Much of this comes as news to people in the senator’s hometown, the Pittsburgh suburb of Penn Hills, where residents have been organizing against a proposal to build a 200,000-square- foot Wal-Mart supercenter. Devon Johns, a 59-year-old house cleaner and member of an anti-Wal-Mart group, was stunned to learn of the senator’s close ties to the retailer. “He says one thing and does another,” she said bitterly as she stabbed at a plate of hash browns and eggs in a café near the proposed Wal-Mart site.

Johns moved to a house near Penn Hills—a timeworn burg of steep, winding two-lane roads and modest brown-brick homes interspersed with the occasional chiropractor’s office or Pizza Hut—in 1982. Now she fears that Wal-Mart will bring congestion and crime. Local unions have also mobilized against the retailer, angered by its low wages, overtime policies, and failure to provide health care for more than half of its employees.

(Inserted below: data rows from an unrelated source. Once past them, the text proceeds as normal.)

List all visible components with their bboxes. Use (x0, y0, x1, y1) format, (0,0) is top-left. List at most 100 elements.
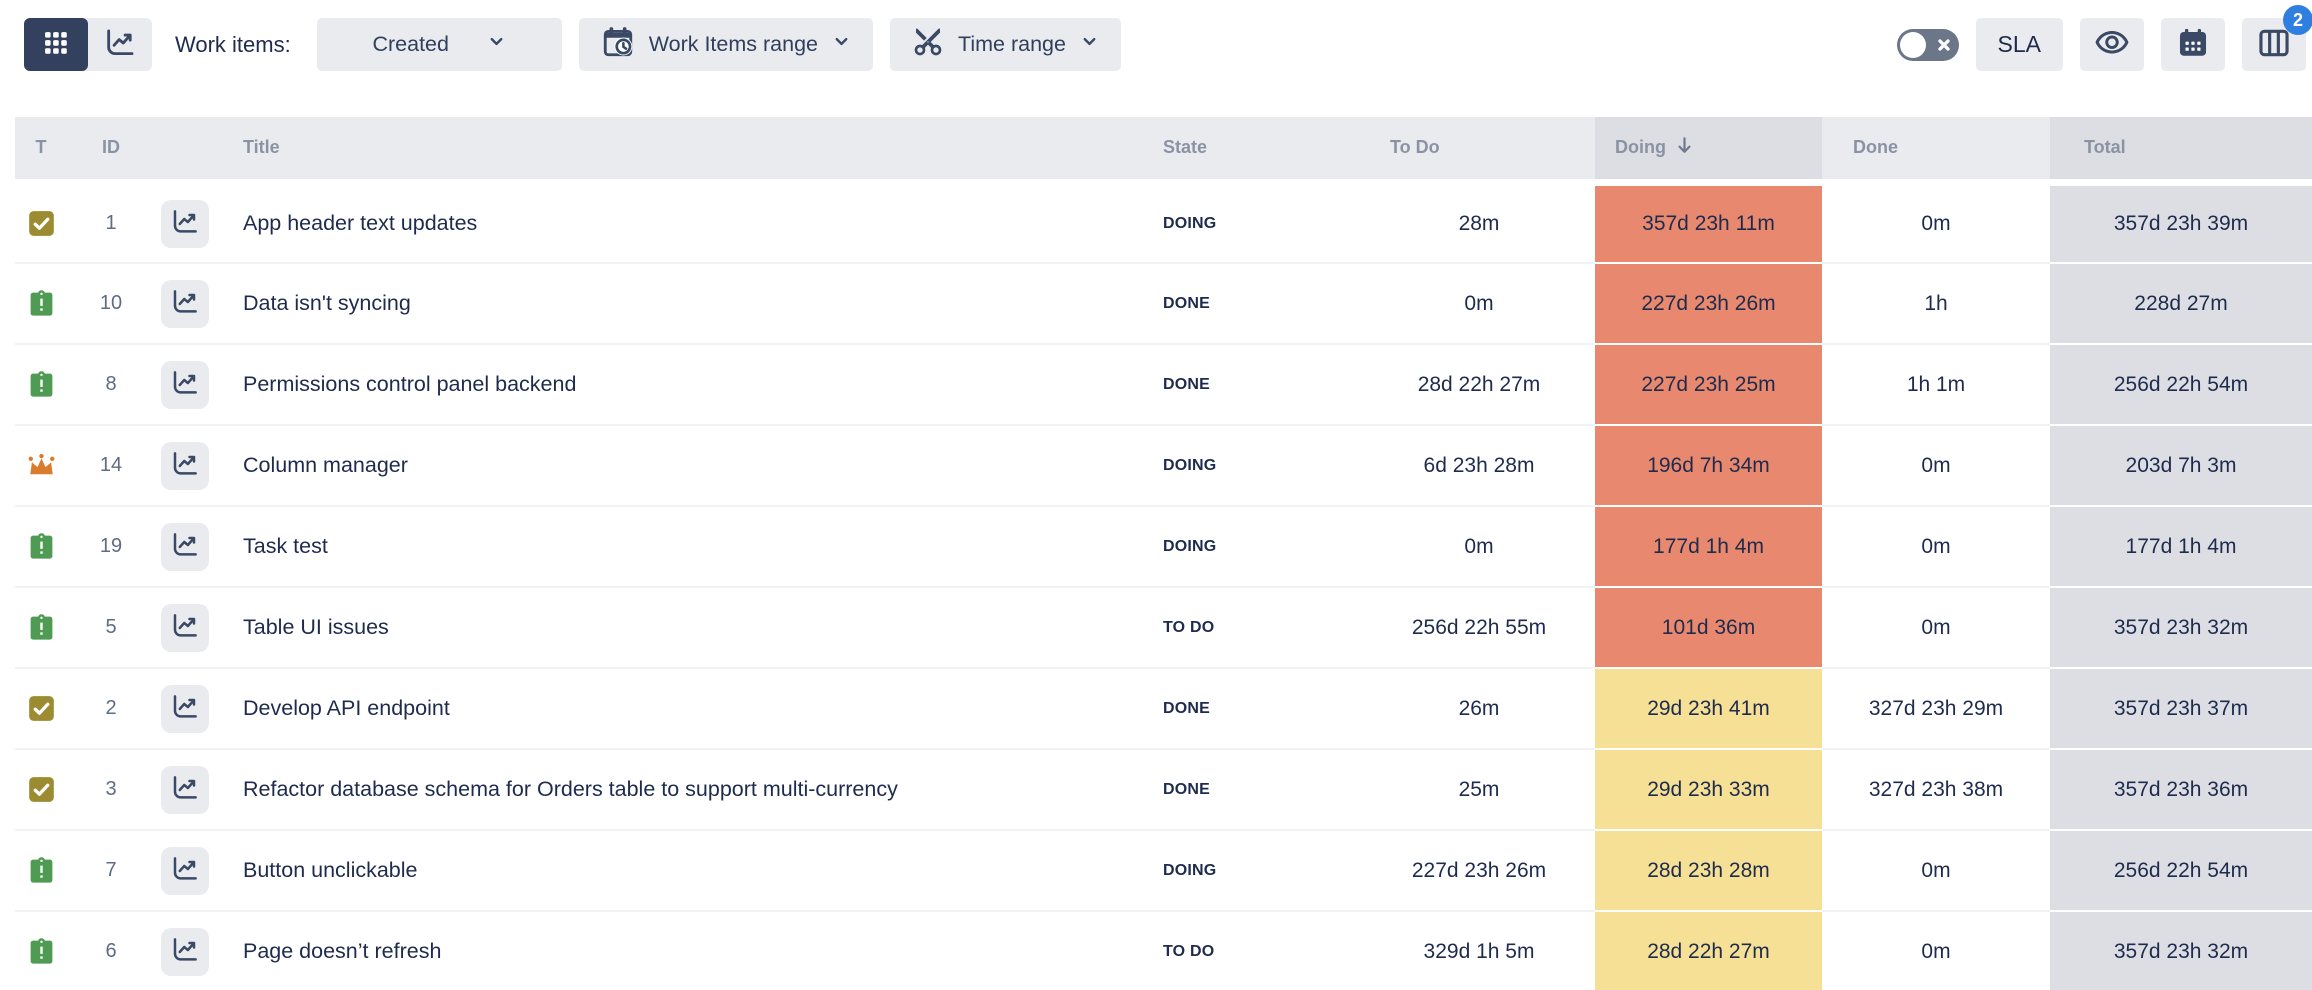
scissors-icon (912, 26, 944, 64)
columns-button[interactable]: 2 (2242, 5, 2312, 71)
time-range-dropdown[interactable]: Time range (890, 18, 1121, 71)
created-dropdown[interactable]: Created (316, 18, 562, 71)
header-id[interactable]: ID (67, 117, 155, 186)
total-time: 203d 7h 3m (2050, 425, 2312, 507)
work-item-id: 8 (67, 344, 155, 426)
row-chart-button[interactable] (161, 441, 209, 490)
line-chart-icon (170, 287, 200, 320)
work-item-type-cell (15, 587, 67, 669)
work-item-id: 2 (67, 668, 155, 750)
toggle-switch-off[interactable] (1896, 29, 1959, 61)
row-chart-button[interactable] (161, 684, 209, 733)
row-chart-button[interactable] (161, 279, 209, 328)
work-item-title[interactable]: Column manager (215, 425, 1138, 507)
work-item-state: DONE (1138, 344, 1363, 426)
work-item-state: DOING (1138, 830, 1363, 912)
line-chart-icon (170, 854, 200, 887)
work-items-tbody: 1 App header text updates DOING 28m 357d 23h… (15, 182, 2312, 990)
work-item-title[interactable]: Task test (215, 506, 1138, 588)
row-chart-cell (155, 911, 215, 990)
header-state[interactable]: State (1138, 117, 1363, 186)
work-item-state: DOING (1138, 506, 1363, 588)
todo-time: 28d 22h 27m (1363, 344, 1595, 426)
line-chart-icon (170, 207, 200, 240)
doing-time: 357d 23h 11m (1595, 182, 1822, 264)
work-item-title[interactable]: Data isn't syncing (215, 263, 1138, 345)
total-time: 228d 27m (2050, 263, 2312, 345)
done-time: 0m (1822, 182, 2050, 264)
chevron-down-icon (487, 32, 506, 57)
task-icon (27, 937, 56, 966)
done-time: 327d 23h 38m (1822, 749, 2050, 831)
line-chart-icon (103, 26, 137, 63)
table-row: 6 Page doesn’t refresh TO DO 329d 1h 5m 28d … (15, 911, 2312, 990)
work-item-state: DONE (1138, 263, 1363, 345)
row-chart-button[interactable] (161, 522, 209, 571)
todo-time: 25m (1363, 749, 1595, 831)
row-chart-cell (155, 749, 215, 831)
todo-time: 26m (1363, 668, 1595, 750)
columns-badge: 2 (2283, 5, 2312, 35)
work-item-type-cell (15, 668, 67, 750)
calendar-button[interactable] (2161, 18, 2225, 71)
total-time: 357d 23h 39m (2050, 182, 2312, 264)
check-icon (27, 209, 56, 238)
header-done[interactable]: Done (1822, 117, 2050, 186)
doing-time: 101d 36m (1595, 587, 1822, 669)
row-chart-button[interactable] (161, 199, 209, 248)
task-icon (27, 856, 56, 885)
row-chart-button[interactable] (161, 927, 209, 976)
line-chart-icon (170, 611, 200, 644)
header-todo[interactable]: To Do (1363, 117, 1595, 186)
header-type[interactable]: T (15, 117, 67, 186)
header-chart (155, 117, 215, 186)
work-item-title[interactable]: Button unclickable (215, 830, 1138, 912)
row-chart-button[interactable] (161, 360, 209, 409)
row-chart-button[interactable] (161, 765, 209, 814)
line-chart-icon (170, 449, 200, 482)
row-chart-cell (155, 263, 215, 345)
row-chart-cell (155, 668, 215, 750)
work-item-title[interactable]: Refactor database schema for Orders tabl… (215, 749, 1138, 831)
work-items-range-dropdown[interactable]: Work Items range (578, 18, 873, 71)
work-item-id: 5 (67, 587, 155, 669)
visibility-button[interactable] (2080, 18, 2144, 71)
chart-view-button[interactable] (88, 18, 152, 71)
todo-time: 6d 23h 28m (1363, 425, 1595, 507)
work-item-id: 3 (67, 749, 155, 831)
doing-time: 29d 23h 33m (1595, 749, 1822, 831)
total-time: 357d 23h 32m (2050, 587, 2312, 669)
table-row: 2 Develop API endpoint DONE 26m 29d 23h 41m 3… (15, 668, 2312, 750)
table-view-button[interactable] (24, 18, 88, 71)
work-item-title[interactable]: Permissions control panel backend (215, 344, 1138, 426)
header-title[interactable]: Title (215, 117, 1138, 186)
done-time: 1h (1822, 263, 2050, 345)
header-total[interactable]: Total (2050, 117, 2312, 186)
work-item-type-cell (15, 344, 67, 426)
cross-icon (1936, 37, 1952, 58)
done-time: 0m (1822, 911, 2050, 990)
work-item-title[interactable]: App header text updates (215, 182, 1138, 264)
line-chart-icon (170, 692, 200, 725)
line-chart-icon (170, 773, 200, 806)
doing-time: 177d 1h 4m (1595, 506, 1822, 588)
row-chart-button[interactable] (161, 603, 209, 652)
chevron-down-icon (1080, 32, 1099, 57)
work-item-state: DONE (1138, 749, 1363, 831)
work-item-title[interactable]: Develop API endpoint (215, 668, 1138, 750)
work-item-type-cell (15, 911, 67, 990)
row-chart-cell (155, 587, 215, 669)
header-doing-label: Doing (1615, 137, 1666, 158)
eye-icon (2094, 25, 2130, 64)
doing-time: 29d 23h 41m (1595, 668, 1822, 750)
table-row: 5 Table UI issues TO DO 256d 22h 55m 101d 36… (15, 587, 2312, 669)
chevron-down-icon (832, 32, 851, 57)
calendar-icon (2176, 26, 2210, 63)
header-doing[interactable]: Doing (1595, 117, 1822, 186)
sla-button[interactable]: SLA (1975, 18, 2063, 71)
total-time: 357d 23h 36m (2050, 749, 2312, 831)
row-chart-button[interactable] (161, 846, 209, 895)
work-item-title[interactable]: Table UI issues (215, 587, 1138, 669)
work-item-state: DONE (1138, 668, 1363, 750)
work-item-title[interactable]: Page doesn’t refresh (215, 911, 1138, 990)
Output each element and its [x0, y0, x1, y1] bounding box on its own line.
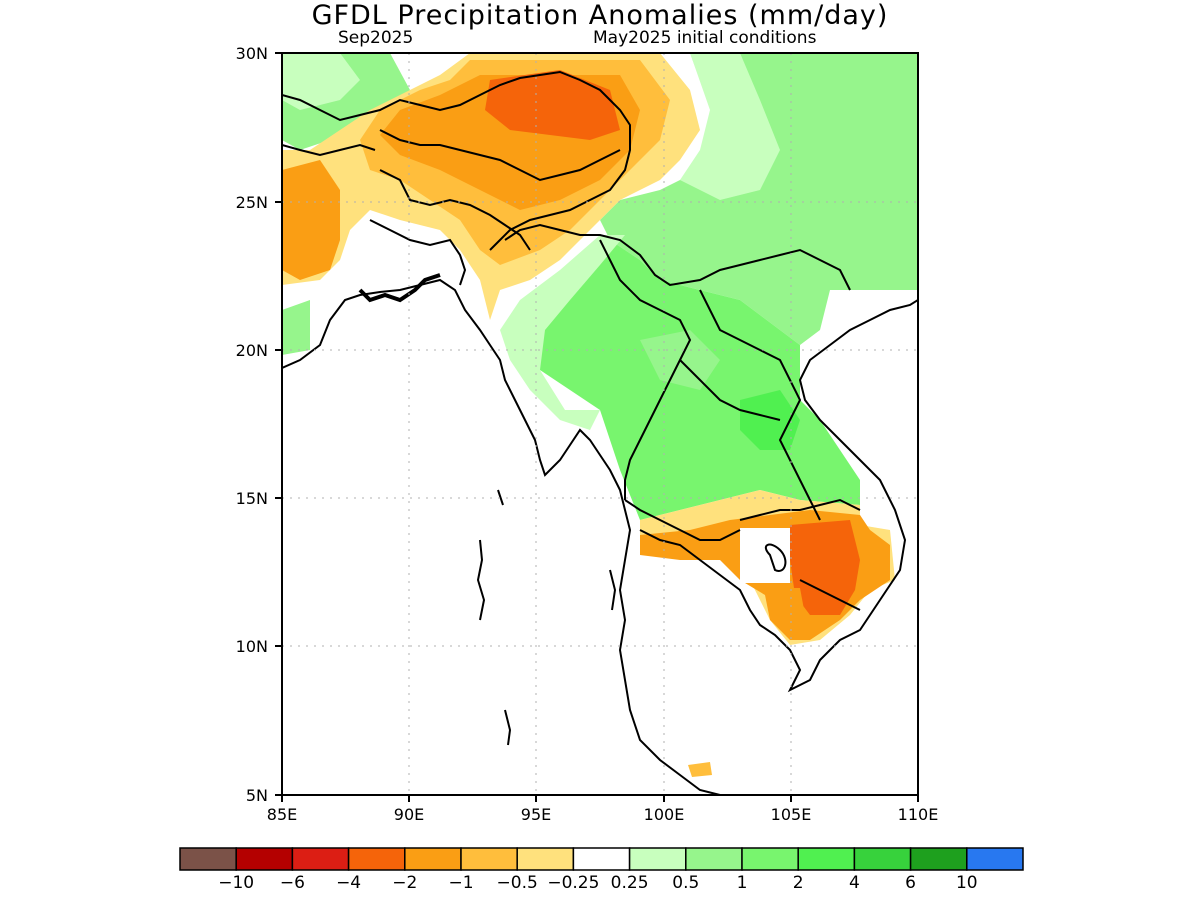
colorbar-label: 1: [737, 873, 748, 893]
colorbar: [179, 847, 1024, 871]
colorbar-label: 6: [905, 873, 916, 893]
lat-tick-label: 20N: [236, 341, 268, 360]
colorbar-label: −1: [448, 873, 473, 893]
colorbar-box: [460, 847, 518, 871]
wet-anomaly-bay: [282, 300, 310, 355]
colorbar-label: 0.5: [672, 873, 699, 893]
dry-anomaly-north-peak: [485, 70, 620, 140]
colorbar-label: 10: [956, 873, 978, 893]
lat-tick-label: 15N: [236, 489, 268, 508]
colorbar-box: [179, 847, 237, 871]
colorbar-label: −4: [336, 873, 361, 893]
wet-anomaly-strong: [740, 390, 800, 450]
dry-anomaly-west: [282, 160, 340, 280]
lon-tick-labels: 85E 90E 95E 100E 105E 110E: [267, 805, 939, 824]
colorbar-label: −6: [280, 873, 305, 893]
neutral-cell: [740, 528, 790, 583]
colorbar-label: −10: [218, 873, 254, 893]
colorbar-label: −0.5: [497, 873, 538, 893]
dry-anomaly-south-core: [790, 520, 860, 615]
lon-tick-label: 85E: [267, 805, 297, 824]
map-frame: [281, 52, 919, 796]
dry-anomaly-south-west: [765, 588, 805, 615]
colorbar-label: −2: [392, 873, 417, 893]
colorbar-box: [685, 847, 743, 871]
colorbar-box: [516, 847, 575, 871]
colorbar-box: [853, 847, 912, 871]
colorbar-labels: −10 −6 −4 −2 −1 −0.5 −0.25 0.25 0.5 1 2 4 6 10: [218, 873, 977, 893]
lon-tick-label: 90E: [394, 805, 424, 824]
wet-anomaly-light-band: [500, 235, 625, 430]
colorbar-box: [291, 847, 350, 871]
lat-tick-label: 5N: [246, 786, 268, 805]
colorbar-box: [628, 847, 687, 871]
colorbar-box: [741, 847, 799, 871]
colorbar-box: [404, 847, 462, 871]
lon-tick-label: 95E: [521, 805, 551, 824]
colorbar-label: 0.25: [611, 873, 649, 893]
wet-anomaly-light-ne: [680, 53, 780, 200]
lat-tick-label: 10N: [236, 637, 268, 656]
wet-anomaly-west-light: [282, 53, 360, 110]
gridlines: [282, 53, 918, 795]
colorbar-box: [347, 847, 406, 871]
lat-tick-label: 30N: [236, 44, 268, 63]
colorbar-label: −0.25: [547, 873, 599, 893]
initial-conditions-label: May2025 initial conditions: [593, 28, 817, 48]
colorbar-box: [909, 847, 968, 871]
map-title: GFDL Precipitation Anomalies (mm/day): [311, 0, 889, 31]
lat-tick-labels: 5N 10N 15N 20N 25N 30N: [236, 44, 268, 805]
colorbar-box: [797, 847, 856, 871]
tick-marks: [275, 52, 919, 802]
lon-tick-label: 105E: [771, 805, 812, 824]
lon-tick-label: 110E: [898, 805, 939, 824]
colorbar-box: [572, 847, 631, 871]
wet-anomaly-north: [600, 53, 918, 345]
colorbar-label: 2: [793, 873, 804, 893]
colorbar-box: [235, 847, 294, 871]
dry-anomaly-speck: [688, 762, 712, 777]
coastlines-and-borders: [282, 70, 918, 795]
forecast-month-label: Sep2025: [338, 28, 414, 48]
lat-tick-label: 25N: [236, 193, 268, 212]
colorbar-box: [966, 847, 1024, 871]
anomaly-shading: [282, 53, 918, 777]
lon-tick-label: 100E: [644, 805, 685, 824]
colorbar-label: 4: [849, 873, 860, 893]
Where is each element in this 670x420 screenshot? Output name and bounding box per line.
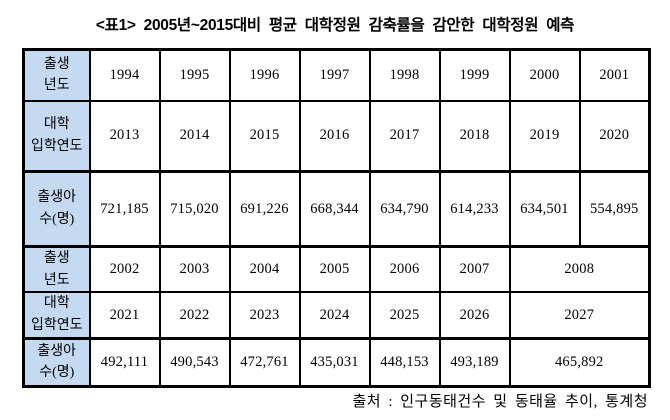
table-value-cell: 1994 xyxy=(88,48,161,102)
row-header-cell: 출생 년도 xyxy=(22,48,91,102)
table-row: 대학 입학연도 2013 2014 2015 2016 2017 2018 2019 2020 xyxy=(22,99,651,173)
row-header-cell: 출생아 수(명) xyxy=(22,337,91,388)
table-value-cell: 2022 xyxy=(158,291,231,340)
table-value-cell: 2002 xyxy=(88,245,161,294)
table-value-cell: 2007 xyxy=(438,245,511,294)
table-value-cell: 2005 xyxy=(298,245,371,294)
table-row: 출생아 수(명) 721,185 715,020 691,226 668,344 634,… xyxy=(22,170,651,248)
table-value-cell: 2003 xyxy=(158,245,231,294)
source-note: 출처 : 인구동태건수 및 동태율 추이, 통계청 xyxy=(352,394,648,410)
table-row: 출생 년도 1994 1995 1996 1997 1998 1999 2000 2001 xyxy=(22,48,651,102)
data-table-body: 출생 년도 1994 1995 1996 1997 1998 1999 2000 2001 대학 … xyxy=(22,48,651,388)
table-row: 대학 입학연도 2021 2022 2023 2024 2025 2026 2027 xyxy=(22,291,651,340)
table-title: <표1> 2005년~2015대비 평균 대학정원 감축률을 감안한 대학정원 … xyxy=(95,17,575,34)
birth-projection-table: 출생 년도 1994 1995 1996 1997 1998 1999 2000 2001 대학 … xyxy=(22,48,651,388)
table-value-cell: 465,892 xyxy=(508,337,651,388)
table-value-cell: 448,153 xyxy=(368,337,441,388)
table-value-cell: 2027 xyxy=(508,291,651,340)
table-row: 출생아 수(명) 492,111 490,543 472,761 435,031 448,… xyxy=(22,337,651,388)
table-value-cell: 492,111 xyxy=(88,337,161,388)
table-value-cell: 2024 xyxy=(298,291,371,340)
table-value-cell: 1996 xyxy=(228,48,301,102)
row-header-cell: 대학 입학연도 xyxy=(22,291,91,340)
table-value-cell: 2016 xyxy=(298,99,371,173)
table-value-cell: 691,226 xyxy=(228,170,301,248)
table-value-cell: 2025 xyxy=(368,291,441,340)
table-value-cell: 2006 xyxy=(368,245,441,294)
table-value-cell: 668,344 xyxy=(298,170,371,248)
table-value-cell: 490,543 xyxy=(158,337,231,388)
table-value-cell: 2004 xyxy=(228,245,301,294)
table-value-cell: 634,501 xyxy=(508,170,581,248)
table-row: 출생 년도 2002 2003 2004 2005 2006 2007 2008 xyxy=(22,245,651,294)
row-header-cell: 출생아 수(명) xyxy=(22,170,91,248)
table-value-cell: 1995 xyxy=(158,48,231,102)
table-value-cell: 634,790 xyxy=(368,170,441,248)
table-value-cell: 1997 xyxy=(298,48,371,102)
table-value-cell: 2021 xyxy=(88,291,161,340)
row-header-cell: 대학 입학연도 xyxy=(22,99,91,173)
table-value-cell: 2000 xyxy=(508,48,581,102)
table-value-cell: 435,031 xyxy=(298,337,371,388)
table-value-cell: 2018 xyxy=(438,99,511,173)
table-value-cell: 554,895 xyxy=(578,170,651,248)
table-value-cell: 2013 xyxy=(88,99,161,173)
table-value-cell: 2019 xyxy=(508,99,581,173)
table-value-cell: 2026 xyxy=(438,291,511,340)
table-value-cell: 2014 xyxy=(158,99,231,173)
row-header-cell: 출생 년도 xyxy=(22,245,91,294)
table-value-cell: 2001 xyxy=(578,48,651,102)
table-value-cell: 614,233 xyxy=(438,170,511,248)
table-value-cell: 493,189 xyxy=(438,337,511,388)
table-value-cell: 721,185 xyxy=(88,170,161,248)
table-value-cell: 2017 xyxy=(368,99,441,173)
table-value-cell: 2015 xyxy=(228,99,301,173)
table-value-cell: 1999 xyxy=(438,48,511,102)
table-value-cell: 715,020 xyxy=(158,170,231,248)
table-value-cell: 2008 xyxy=(508,245,651,294)
table-value-cell: 472,761 xyxy=(228,337,301,388)
table-value-cell: 2023 xyxy=(228,291,301,340)
table-value-cell: 1998 xyxy=(368,48,441,102)
table-value-cell: 2020 xyxy=(578,99,651,173)
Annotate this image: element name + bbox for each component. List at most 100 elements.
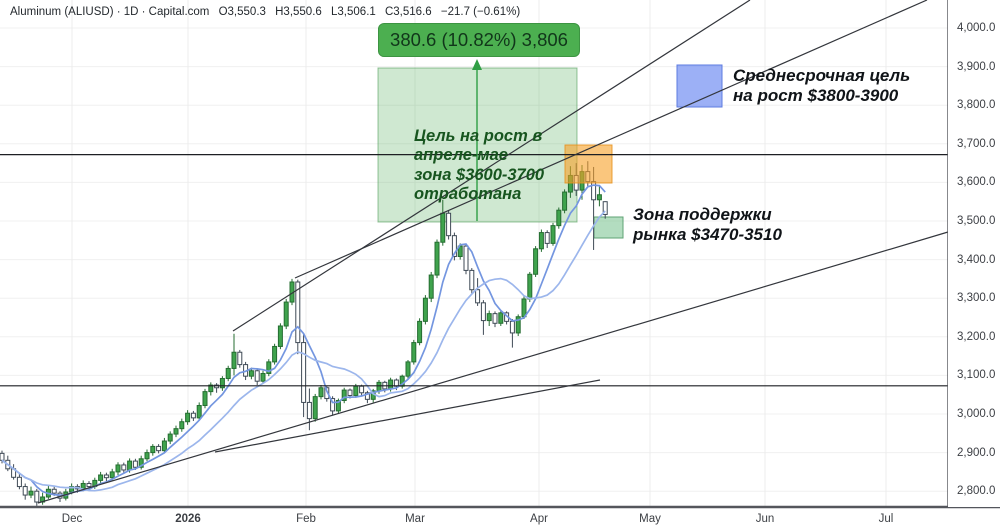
candle-body <box>422 297 428 322</box>
orange-zone-box[interactable] <box>564 144 613 184</box>
measure-tool-label[interactable]: 380.6 (10.82%) 3,806 <box>378 23 580 57</box>
candle-body <box>179 421 185 430</box>
candle-body <box>150 445 156 454</box>
candle-body <box>231 351 237 369</box>
candle-body <box>219 377 225 389</box>
candle-body <box>538 232 544 250</box>
candle-body <box>16 476 22 488</box>
candle-body <box>208 384 214 393</box>
candle-body <box>376 381 382 392</box>
price-axis[interactable]: 4,000.0 3,900.0 3,800.0 3,700.0 3,600.0 3,500… <box>948 0 1000 507</box>
trend-line[interactable] <box>232 0 751 332</box>
candle-body <box>266 361 272 374</box>
candle-body <box>405 361 411 377</box>
quote-low: L3,506.1 <box>331 6 376 18</box>
candle-body <box>411 342 417 363</box>
candle-body <box>440 212 446 243</box>
annotation-line: рынка $3470-3510 <box>633 224 782 244</box>
candle-body <box>237 351 243 366</box>
trend-line[interactable] <box>294 0 928 279</box>
annotation-target-zone[interactable]: Цель на рост в апреле-мае зона $3600-370… <box>414 127 544 204</box>
candle-body <box>22 486 28 496</box>
ma-line-slow <box>1 210 606 492</box>
candle-body <box>544 232 550 244</box>
y-axis-label: 3,100.0 <box>957 369 996 382</box>
candle-body <box>121 464 127 471</box>
y-axis-label: 3,300.0 <box>957 292 996 305</box>
annotation-line: зона $3600-3700 <box>414 165 545 184</box>
y-axis-label: 3,800.0 <box>957 99 996 112</box>
time-axis[interactable]: Dec 2026 Feb Mar Apr May Jun Jul <box>0 509 1000 530</box>
annotation-support-zone[interactable]: Зона поддержки рынка $3470-3510 <box>633 205 782 245</box>
candle-body <box>277 325 283 347</box>
y-axis-label: 3,900.0 <box>957 60 996 73</box>
candle-body <box>417 320 423 344</box>
candle-body <box>428 274 434 299</box>
candle-body <box>144 452 150 460</box>
x-axis-label: Jul <box>878 513 894 525</box>
annotation-midterm-goal[interactable]: Среднесрочная цель на рост $3800-3900 <box>733 66 910 106</box>
candle-body <box>602 201 608 215</box>
y-axis-label: 3,500.0 <box>957 215 996 227</box>
measure-arrow-head <box>472 59 482 70</box>
candle-body <box>312 396 318 420</box>
y-axis-label: 3,000.0 <box>957 408 996 420</box>
candle-body <box>272 345 278 363</box>
candle-body <box>463 245 469 271</box>
x-axis-label: May <box>639 513 661 525</box>
candle-body <box>596 194 602 201</box>
candle-body <box>486 313 492 322</box>
candle-body <box>283 301 289 327</box>
candle-body <box>550 225 556 244</box>
candle-body <box>515 316 521 334</box>
candle-body <box>161 440 167 452</box>
candle-body <box>173 428 179 435</box>
candle-body <box>196 405 202 419</box>
candle-body <box>86 482 92 488</box>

An outsider might wonder why the neophyte community activists didn’t take their cause to Penn Hills’ most powerful politician. That’s because many people here don’t think of Santorum as a resident. In 2001, as he began his second term, the senator bought a fortress- like house, recently assessed at $777,500, in Leesburg, Virginia, an affluent exurb of Washington, D.C.; he also owns a small home in Penn Hills, where a relative of his lives. People here rarely see Santorum, who voted by ab-sentee ballot in 14 of the past 21 elections and didn’t seem troubled by the arrangement until it came out last fall that the local school district had paid at least $34,000 to educate five of the senator’s children in Virginia through online coursework. “This issue with the school and the house—that goes against everything I thought he stood for,” says Bonnie Franciscus, the founder of the local anti-Wal-Mart group who works at a Penn Hills car dealership.

Franciscus is the type of suburban voter who helped elect Santorum to two terms in the Senate even as Pennsylvania went Democratic in presidential elections. But she says she won’t vote for him again in 2006—and she may not be alone. Polls show the incumbent trailing his likely Democratic opponent, state Treasurer Robert Casey Jr., by a whopping 14 percentage points.

Those poll numbers are one sign that Pennsylvania isn’t Kansas, and that the combination of feel-good spiritual values and hardcore corporate advocacy may be wearing thin. At a Penn Hills strip mall, an elderly man in a seersucker coat with two stickers that read “Stick to Jesus” introduced himself as Bob Humes. He said he was impressed by the senator’s political skills, and that as a retired Presbyterian minister he cared deeply about matters of faith. But he had no plans to help reelect Santorum in 2006: “I resent the way he mixes politics and religion.”